A sum of money is divided between three men x y and z in ratio of 5:3:1 if y has 700 more than z calculate how much x has
Let's assume that the amount of money that z has is represented by the variable 'm'.
According to the given ratio, y has 700 more than z, which means that y has m + 700.
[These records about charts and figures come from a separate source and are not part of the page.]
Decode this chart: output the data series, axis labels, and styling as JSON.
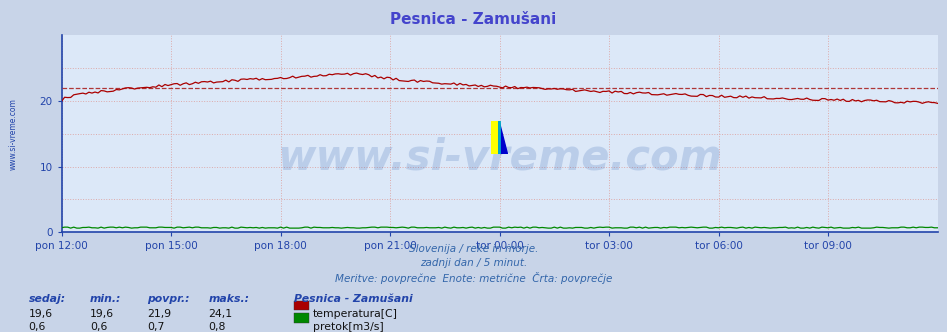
{
  "title": "Pesnica - Zamušani",
  "title_color": "#4444cc",
  "bg_color": "#c8d4e8",
  "plot_bg_color": "#dce8f8",
  "grid_color_v": "#ddaaaa",
  "grid_color_h": "#ddaaaa",
  "axis_color": "#2244aa",
  "spine_color_left": "#2244aa",
  "spine_color_bottom": "#2244aa",
  "subtitle_lines": [
    "Slovenija / reke in morje.",
    "zadnji dan / 5 minut.",
    "Meritve: povprečne  Enote: metrične  Črta: povprečje"
  ],
  "subtitle_color": "#3366aa",
  "xlabel_color": "#2244aa",
  "ylabel_color": "#2244aa",
  "xtick_labels": [
    "pon 12:00",
    "pon 15:00",
    "pon 18:00",
    "pon 21:00",
    "tor 00:00",
    "tor 03:00",
    "tor 06:00",
    "tor 09:00"
  ],
  "xtick_positions": [
    0,
    36,
    72,
    108,
    144,
    180,
    216,
    252
  ],
  "ytick_labels": [
    "0",
    "10",
    "20"
  ],
  "ytick_positions": [
    0,
    10,
    20
  ],
  "ylim": [
    0,
    30
  ],
  "xlim": [
    0,
    288
  ],
  "temp_color": "#aa0000",
  "flow_color": "#008800",
  "avg_line_color": "#aa2222",
  "avg_value": 21.9,
  "watermark_text": "www.si-vreme.com",
  "watermark_color": "#2255aa",
  "watermark_alpha": 0.18,
  "watermark_fontsize": 30,
  "left_label_color": "#2244aa",
  "left_label_text": "www.si-vreme.com",
  "info_label_sedaj": "sedaj:",
  "info_label_min": "min.:",
  "info_label_povpr": "povpr.:",
  "info_label_maks": "maks.:",
  "info_val_sedaj_temp": "19,6",
  "info_val_min_temp": "19,6",
  "info_val_povpr_temp": "21,9",
  "info_val_maks_temp": "24,1",
  "info_val_sedaj_flow": "0,6",
  "info_val_min_flow": "0,6",
  "info_val_povpr_flow": "0,7",
  "info_val_maks_flow": "0,8",
  "station_name": "Pesnica - Zamušani",
  "legend_temp": "temperatura[C]",
  "legend_flow": "pretok[m3/s]"
}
The ratio between x, y, and z is 5:3:1.
So, the total ratio is 5 + 3 + 1 = 9.
To find out how much x has, we need to calculate the fraction of the total amount that belongs to x.
This fraction is represented by 5/9.
Therefore, the amount of money that x has can be calculated as (5/9) * Total Amount.
The remaining amount can be calculated as the difference between the total amount and the sum of the amounts of y and z.
So, (5/9) * Total Amount = Total Amount - (m + m + 700).
Simplifying this equation, we get:
5 * Total Amount = 9 * Total Amount - (2m + 700).
Rearranging the equation, we get:
4 * Total Amount = 2m + 700.
Dividing both sides of the equation by 4, we get:
Total Amount = (2m + 700) / 4.
Since we know that y has m + 700, we can substitute this value into the equation:
Total Amount = (2(m + 700) + 700) / 4.
Simplifying this equation, we get:
Total Amount = (2m + 1400 + 700) / 4.
Total Amount = (2m + 2100) / 4.
Now, let's find the value of x.
x = (5/9) * Total Amount.
Substituting the value of Total Amount, we get:
x = (5/9) * (2m + 2100) / 4.
Simplifying this equation, we get:
x = (10m + 10500) / 36.
So, x has an amount of (10m + 10500) / 36.